Library: | times |
See also: | gentar genexpar genarma genarch |
Quantlet: | genbil | |
Description: | generates the bilinear process x that has the following form x_t = phi(B)x_t + e_t + theta(B)e_t + sum sum c_(i,j)x_(t-i)e_(t-j) B denotes the backshift (or lag) operator. The AR polynom phi(B) has p coefficients and the MA polynom theta(B) has q coefficients. The first sum of the double sum goes from i=1 to p and the second sum goes from j=1 to q. e_t is a sequence of independently distributed white noise with T > 99 observations.

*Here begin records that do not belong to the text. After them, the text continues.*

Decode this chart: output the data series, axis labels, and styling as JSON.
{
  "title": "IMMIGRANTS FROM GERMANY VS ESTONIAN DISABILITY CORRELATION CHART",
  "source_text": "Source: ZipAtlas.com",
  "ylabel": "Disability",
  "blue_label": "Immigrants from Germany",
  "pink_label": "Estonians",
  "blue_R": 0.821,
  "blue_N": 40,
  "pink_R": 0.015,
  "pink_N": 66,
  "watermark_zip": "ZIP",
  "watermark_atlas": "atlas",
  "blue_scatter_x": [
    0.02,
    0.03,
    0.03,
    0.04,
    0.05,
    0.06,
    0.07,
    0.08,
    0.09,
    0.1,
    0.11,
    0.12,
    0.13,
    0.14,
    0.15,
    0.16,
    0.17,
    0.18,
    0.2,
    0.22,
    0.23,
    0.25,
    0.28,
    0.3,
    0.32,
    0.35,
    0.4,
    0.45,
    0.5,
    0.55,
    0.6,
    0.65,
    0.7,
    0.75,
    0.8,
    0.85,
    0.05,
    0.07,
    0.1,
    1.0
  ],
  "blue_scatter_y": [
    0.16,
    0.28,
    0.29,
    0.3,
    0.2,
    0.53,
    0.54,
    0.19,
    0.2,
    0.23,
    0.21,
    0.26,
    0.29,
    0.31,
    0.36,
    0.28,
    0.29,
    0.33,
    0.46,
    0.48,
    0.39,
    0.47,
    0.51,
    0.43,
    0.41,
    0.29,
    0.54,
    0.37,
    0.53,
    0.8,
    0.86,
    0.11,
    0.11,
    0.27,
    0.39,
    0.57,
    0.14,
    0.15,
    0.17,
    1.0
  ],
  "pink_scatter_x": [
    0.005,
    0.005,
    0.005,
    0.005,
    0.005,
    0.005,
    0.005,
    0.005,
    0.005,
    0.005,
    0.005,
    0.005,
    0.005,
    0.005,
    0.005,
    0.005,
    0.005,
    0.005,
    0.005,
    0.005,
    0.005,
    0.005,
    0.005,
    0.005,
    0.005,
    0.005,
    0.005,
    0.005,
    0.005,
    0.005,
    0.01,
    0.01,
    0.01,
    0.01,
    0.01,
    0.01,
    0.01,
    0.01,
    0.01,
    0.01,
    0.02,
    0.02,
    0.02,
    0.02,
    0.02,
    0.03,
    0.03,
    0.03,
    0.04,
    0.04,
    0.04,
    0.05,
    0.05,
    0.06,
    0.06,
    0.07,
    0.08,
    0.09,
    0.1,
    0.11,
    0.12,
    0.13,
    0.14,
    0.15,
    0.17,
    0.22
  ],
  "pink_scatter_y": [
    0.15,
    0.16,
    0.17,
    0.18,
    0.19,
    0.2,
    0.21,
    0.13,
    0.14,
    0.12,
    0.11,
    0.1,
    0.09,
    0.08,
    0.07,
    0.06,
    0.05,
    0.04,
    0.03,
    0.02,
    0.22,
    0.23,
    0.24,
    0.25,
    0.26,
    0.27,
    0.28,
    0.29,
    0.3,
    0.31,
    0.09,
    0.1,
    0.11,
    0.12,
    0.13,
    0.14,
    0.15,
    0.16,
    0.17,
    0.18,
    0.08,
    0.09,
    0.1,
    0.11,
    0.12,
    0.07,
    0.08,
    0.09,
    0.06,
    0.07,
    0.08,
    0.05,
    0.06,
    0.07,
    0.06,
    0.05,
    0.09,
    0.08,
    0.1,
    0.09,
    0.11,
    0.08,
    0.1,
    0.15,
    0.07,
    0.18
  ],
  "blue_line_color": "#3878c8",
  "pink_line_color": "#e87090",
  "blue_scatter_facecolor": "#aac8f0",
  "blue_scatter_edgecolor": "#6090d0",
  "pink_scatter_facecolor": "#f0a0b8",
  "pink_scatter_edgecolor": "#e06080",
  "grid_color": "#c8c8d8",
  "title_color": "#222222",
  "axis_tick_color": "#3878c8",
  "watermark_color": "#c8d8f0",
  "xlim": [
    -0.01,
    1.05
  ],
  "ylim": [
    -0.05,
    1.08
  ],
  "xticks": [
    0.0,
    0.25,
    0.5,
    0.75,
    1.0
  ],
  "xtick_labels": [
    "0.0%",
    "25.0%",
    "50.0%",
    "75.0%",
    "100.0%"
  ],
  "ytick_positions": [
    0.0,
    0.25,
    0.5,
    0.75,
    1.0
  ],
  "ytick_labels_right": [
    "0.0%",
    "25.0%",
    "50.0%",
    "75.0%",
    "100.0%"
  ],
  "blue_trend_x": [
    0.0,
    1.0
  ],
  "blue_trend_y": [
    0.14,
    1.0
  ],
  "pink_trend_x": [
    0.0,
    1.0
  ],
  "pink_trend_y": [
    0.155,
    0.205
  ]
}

The length of the generated process x_t is T. |
Usage: | x = genbil(phi,theta,c,e) | |
Input: | ||
phi | p x 1 vector of coefficients for the AR polynom phi(B) | |
theta | q x 1 vector of coefficients for the MA polynom theta(B). | |
c | pq x 1 vector of coefficients c_(i,j) for the double sum. The order of the coefficients must be (c_(1,1),..,c_(1,q),c_(2,1),c_(2,q),..,c_(p,1),..,c_(p,q)) | |
e | T x 1 vector of realizations of an independently distributed white noise process. T must be greater than 99. | |
Output: | ||
x | T x 1 vector of the generated bilinear process |
library("times") ; loads the quantlets from times library randomize(10) ; sets a seed e = normal(580) ; generates white noise realizations x = genbil(0|0,0,0.75|0,e) timeplot(x[200:580]^2) ; plots the squared series
The example generates realizations of the simple superdiagonal bilinear model (see Mills, p.153). Whereas the sample ACF indicates that the series is white noise, the display of the squared series reveals the nonlinear structure of the generated series.